As organizations scale impact, they risk losing equity, because the most efficient way to reach more people more cheaply is to avoid the places and people that are hardest to help, Singh said.
Plus, while community health workers are valuable as extensions of facility based care, the care in those facilities can be inadequate or even negative, and there are still causes of morbidity and mortality that require highly skilled clinicians.
Kiribakka Tendo, who works with the ministry of health in Sierra Leone as part of the Aspen Management Partnership for Health, said community health program funders and practitioners need to involve the governments that will enable them to scale from the outset.
As the U.K. development finance institution ramps up investments in private health care, it wants to understand the impact it has on the broader health ecosystem in lower-income countries.
Noting the absence of governments from the beginning stages of CHIC, he pointed to the importance of “radical involvement” of governments in addition to “radical collaboration” among community health programs.
All too often, governments are considered a single entity, but community health programs seeking national scale need to know which government ministries to engage, said Nelly Wakaba, country engagement and support director at the Financing Alliance for Health.
While the ministry of health might seem like the natural partner for community health work, the ministry of finance is where the money sits, and they speak a different language than its counterpart working in health.
“This is hardcore math and economics and we have to make the case for it in terms of cost savings and return on investment,” she said.
James Nardella, principal at the Skoll Foundation, said he hopes CHIC can succeed in creating the exemplars for community health at national scale.

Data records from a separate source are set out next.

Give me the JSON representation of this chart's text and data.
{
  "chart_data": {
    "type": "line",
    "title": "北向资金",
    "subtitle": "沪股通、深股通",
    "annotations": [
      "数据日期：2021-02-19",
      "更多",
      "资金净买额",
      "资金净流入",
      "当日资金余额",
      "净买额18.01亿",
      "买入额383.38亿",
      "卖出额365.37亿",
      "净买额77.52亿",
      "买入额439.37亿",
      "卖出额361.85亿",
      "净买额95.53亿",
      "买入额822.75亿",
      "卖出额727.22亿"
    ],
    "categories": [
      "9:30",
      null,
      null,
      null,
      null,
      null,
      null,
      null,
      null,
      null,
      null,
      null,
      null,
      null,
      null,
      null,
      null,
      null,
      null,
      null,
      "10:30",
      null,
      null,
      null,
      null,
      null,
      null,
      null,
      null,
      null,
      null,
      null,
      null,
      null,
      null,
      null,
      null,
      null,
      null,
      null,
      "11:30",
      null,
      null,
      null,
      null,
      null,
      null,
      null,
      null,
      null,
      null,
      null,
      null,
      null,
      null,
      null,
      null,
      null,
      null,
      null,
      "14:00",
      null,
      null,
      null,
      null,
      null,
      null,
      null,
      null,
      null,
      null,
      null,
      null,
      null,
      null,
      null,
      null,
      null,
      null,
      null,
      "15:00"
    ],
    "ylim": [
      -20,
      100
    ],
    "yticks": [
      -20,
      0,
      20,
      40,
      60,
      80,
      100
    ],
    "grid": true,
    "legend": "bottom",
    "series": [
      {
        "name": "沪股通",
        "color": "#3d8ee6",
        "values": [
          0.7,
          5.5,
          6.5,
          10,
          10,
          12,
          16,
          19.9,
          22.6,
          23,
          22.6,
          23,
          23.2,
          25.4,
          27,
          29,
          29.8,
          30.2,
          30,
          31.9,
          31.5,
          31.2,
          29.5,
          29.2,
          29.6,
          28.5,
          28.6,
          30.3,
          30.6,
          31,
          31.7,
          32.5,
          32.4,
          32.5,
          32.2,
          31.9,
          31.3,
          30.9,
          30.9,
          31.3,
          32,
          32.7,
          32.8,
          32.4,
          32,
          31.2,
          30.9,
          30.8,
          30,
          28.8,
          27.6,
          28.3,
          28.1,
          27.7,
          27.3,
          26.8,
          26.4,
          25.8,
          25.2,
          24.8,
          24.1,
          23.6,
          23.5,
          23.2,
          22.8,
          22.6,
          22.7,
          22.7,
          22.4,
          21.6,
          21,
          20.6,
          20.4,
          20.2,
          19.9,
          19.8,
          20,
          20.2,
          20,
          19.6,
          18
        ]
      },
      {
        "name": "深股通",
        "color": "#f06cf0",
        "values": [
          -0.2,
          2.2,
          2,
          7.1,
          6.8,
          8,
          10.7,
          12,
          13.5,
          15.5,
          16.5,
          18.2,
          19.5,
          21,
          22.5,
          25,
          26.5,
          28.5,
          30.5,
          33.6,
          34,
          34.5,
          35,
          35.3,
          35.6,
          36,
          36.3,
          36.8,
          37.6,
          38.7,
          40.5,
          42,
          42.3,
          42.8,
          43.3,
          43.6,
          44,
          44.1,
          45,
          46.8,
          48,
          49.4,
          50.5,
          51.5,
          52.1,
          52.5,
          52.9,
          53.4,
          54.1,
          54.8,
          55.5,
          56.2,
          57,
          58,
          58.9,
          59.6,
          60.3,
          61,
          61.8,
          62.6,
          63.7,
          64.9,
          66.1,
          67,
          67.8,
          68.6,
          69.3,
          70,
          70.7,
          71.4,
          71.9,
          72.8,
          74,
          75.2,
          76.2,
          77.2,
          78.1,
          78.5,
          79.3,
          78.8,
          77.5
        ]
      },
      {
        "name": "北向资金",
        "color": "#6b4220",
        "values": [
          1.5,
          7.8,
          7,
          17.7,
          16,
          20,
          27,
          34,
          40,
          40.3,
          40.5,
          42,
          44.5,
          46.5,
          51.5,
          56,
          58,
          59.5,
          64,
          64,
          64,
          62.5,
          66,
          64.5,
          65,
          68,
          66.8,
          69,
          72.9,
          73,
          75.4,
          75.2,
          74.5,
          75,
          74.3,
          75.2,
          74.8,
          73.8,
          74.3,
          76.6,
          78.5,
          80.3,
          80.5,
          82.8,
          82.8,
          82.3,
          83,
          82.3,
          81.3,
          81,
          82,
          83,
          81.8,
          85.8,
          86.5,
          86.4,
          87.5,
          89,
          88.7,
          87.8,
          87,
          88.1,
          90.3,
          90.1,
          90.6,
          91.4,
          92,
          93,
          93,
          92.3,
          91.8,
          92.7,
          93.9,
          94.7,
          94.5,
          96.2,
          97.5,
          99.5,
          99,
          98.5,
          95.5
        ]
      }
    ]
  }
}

More recently, the David Weekley Family Foundation has supported the effort, and Children’s Emergency Relief International will be the next donor to come on board, with the ultimate goal of six funders coming in at equal levels.
Ballard said the Mulago Foundation gave her the “gift of time” last week as CHIC members asked donors to stay outside the room so they could work through their priorities. Building this coalition has not come without its “false starts,” she said. But the key has been to keep focused on “a shared vision of health for all without caring who gets the credit.’’
Update, Feb 18, 2019: This story was updated to clarify details on Ballard’s work before joining the Community Health Impact Coalition.